UNITED NATIONS, Sep 27 (IPS) - Yesterday, India's Federal Health Ministry reported the nation's first documented case of mpox. The infected individual was reported to have contracted the clade Ib strain of the virus, which is a far deadlier variant than the more common clade II. This development has raised considerable concern among health officials around the world as the mpox epidemic had been contained in the Democratic Republic of Congo until recently.
In August, the World Health Organization (WHO) declared the emerging mpox epidemic to be a "global health emergency". In the early stages of the epidemic, around 90 percent of all cases had been reported in the Democratic Republic of Congo. In the following weeks, infections were reported in neighbouring states, including Kenya, Burundi, and Rwanda. The virus had also spread to non-African countries, such as Pakistan, Thailand, and Sweden.

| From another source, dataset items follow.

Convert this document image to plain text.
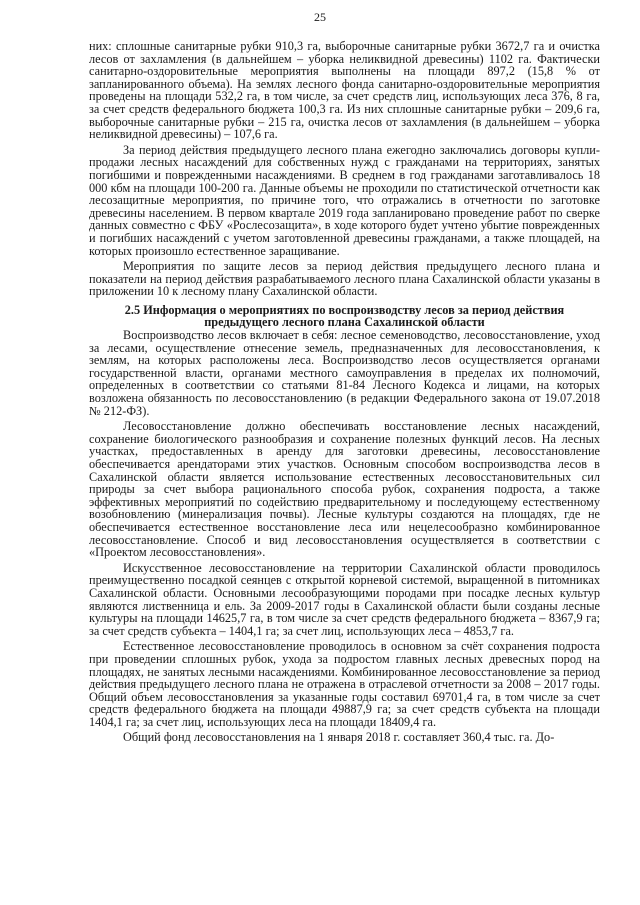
25

них: сплошные санитарные рубки 910,3 га, выборочные санитарные рубки 3672,7 га и очистка лесов от захламления (в дальнейшем – уборка неликвидной древесины) 1102 га. Фактически санитарно-оздоровительные мероприятия выполнены на площади 897,2 (15,8 % от запланированного объема). На землях лесного фонда санитарно-оздоровительные мероприятия проведены на площади 532,2 га, в том числе, за счет средств лиц, использующих леса 376, 8 га, за счет средств федерального бюджета 100,3 га. Из них сплошные санитарные рубки – 209,6 га, выборочные санитарные рубки – 215 га, очистка лесов от захламления (в дальнейшем – уборка неликвидной древесины) – 107,6 га.

За период действия предыдущего лесного плана ежегодно заключались договоры купли-продажи лесных насаждений для собственных нужд с гражданами на территориях, занятых погибшими и поврежденными насаждениями. В среднем в год гражданами заготавливалось 18 000 кбм на площади 100-200 га. Данные объемы не проходили по статистической отчетности как лесозащитные мероприятия, по причине того, что отражались в отчетности по заготовке древесины населением. В первом квартале 2019 года запланировано проведение работ по сверке данных совместно с ФБУ «Рослесозащита», в ходе которого будет учтено убытие поврежденных и погибших насаждений с учетом заготовленной древесины гражданами, а также площадей, на которых произошло естественное заращивание.

Мероприятия по защите лесов за период действия предыдущего лесного плана и показатели на период действия разрабатываемого лесного плана Сахалинской области указаны в приложении 10 к лесному плану Сахалинской области.

2.5 Информация о мероприятиях по воспроизводству лесов за период действия предыдущего лесного плана Сахалинской области

Воспроизводство лесов включает в себя: лесное семеноводство, лесовосстановление, уход за лесами, осуществление отнесение земель, предназначенных для лесовосстановления, к землям, на которых расположены леса. Воспроизводство лесов осуществляется органами государственной власти, органами местного самоуправления в пределах их полномочий, определенных в соответствии со статьями 81-84 Лесного Кодекса и лицами, на которых возложена обязанность по лесовосстановлению (в редакции Федерального закона от 19.07.2018 № 212-ФЗ).

Лесовосстановление должно обеспечивать восстановление лесных насаждений, сохранение биологического разнообразия и сохранение полезных функций лесов. На лесных участках, предоставленных в аренду для заготовки древесины, лесовосстановление обеспечивается арендаторами этих участков. Основным способом воспроизводства лесов в Сахалинской области является использование естественных лесовосстановительных сил природы за счет выбора рационального способа рубок, сохранения подроста, а также эффективных мероприятий по содействию предварительному и последующему естественному возобновлению (минерализация почвы). Лесные культуры создаются на площадях, где не обеспечивается естественное восстановление леса или нецелесообразно комбинированное лесовосстановление. Способ и вид лесовосстановления осуществляется в соответствии с «Проектом лесовосстановления».

Искусственное лесовосстановление на территории Сахалинской области проводилось преимущественно посадкой сеянцев с открытой корневой системой, выращенной в питомниках Сахалинской области. Основными лесообразующими породами при посадке лесных культур являются лиственница и ель. За 2009-2017 годы в Сахалинской области были созданы лесные культуры на площади 14625,7 га, в том числе за счет средств федерального бюджета – 8367,9 га; за счет средств субъекта – 1404,1 га; за счет лиц, использующих леса – 4853,7 га.

Естественное лесовосстановление проводилось в основном за счёт сохранения подроста при проведении сплошных рубок, ухода за подростом главных лесных древесных пород на площадях, не занятых лесными насаждениями. Комбинированное лесовосстановление за период действия предыдущего лесного плана не отражена в отраслевой отчетности за 2008 – 2017 годы. Общий объем лесовосстановления за указанные годы составил 69701,4 га, в том числе за счет средств федерального бюджета на площади 49887,9 га; за счет средств субъекта на площади 1404,1 га; за счет лиц, использующих леса на площади 18409,4 га.

Общий фонд лесовосстановления на 1 января 2018 г. составляет 360,4 тыс. га. До-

The Africa Centres for Disease Control and Prevention (ACDC) reported a 160 percent rise in cases from the previous year, adding that most of these cases are from the deadlier clade I variant. Additionally, in the past few weeks, there have been a considerable uptick in cases in Kinshasa, the capital city of Congo. According to the Democratic Republic of Congo's Ministry of Health, Kinshasa had only seen 525 cases of transmission as of September 15. However, 10 percent of those cases had been reported in the final week of that testing period, indicating to analysts that rates of transmission are on the rise.
Although there have been few cases of the clade Ib strain detected, as well as zero fatalities, outside of Congo, health officials around the world have set up processes to track the spread and isolate infected individuals. The European Centre for Disease Prevention and Control (ECDC) urged for continued vigilance surrounding this epidemic, stating, "The size of these outbreaks could be larger than reported due to under-ascertainment and under-reporting". It is estimated by the Congolese Health Ministry that only 20 percent of mpox cases are confirmed, with most never seeking care or having their symptoms brushed off as chickenpox.
Congolese health officials have long advocated for a strong mpox vaccination campaign to be conducted, believing that it is paramount to eradicating this health crisis. "The expanding outbreak and the ongoing difficulties controlling it using traditional public health measures highlight the clear role of vaccines as part of the comprehensive response. A strong, well-coordinated mpox vaccine rollout, built on the lessons learned from the COVID-19 and Ebola vaccine rollouts, among others, is essential", stated WHO Regional Office of Africa.
On September 13th, WHO approved its first prequalification for a vaccine against mpox.
Dr Yukiko Nakatani, WHO Assistant Director-General for Access to Medicines and Health Products, states, "The WHO prequalification of the MVA-BN vaccine will help accelerate ongoing procurement of the mpox vaccines by governments and international agencies such as Gavi and Unicef to help communities on the frontlines of the ongoing emergency in Africa and beyond".
The MVA-BN vaccine is currently only licensed for people who are over 18 years of age and not pregnant or immunocompromised. Patients are given two doses of injections, delivered four weeks apart.
The WHO Strategic Advisory Group of Experts (SAGE) on Immunization states that off-label use of the MVA-BN vaccine for all patients may be permitted as the benefits of widespread vaccination far outweigh potential risks. Studies show that one dose of the vaccine prior to infection boasts 76 percent immunization, while 2 doses yield 86 percent immunization. WHO is currently in the process of facilitating widespread vaccine rollouts and urges donor contributions so initiatives can be scaled up.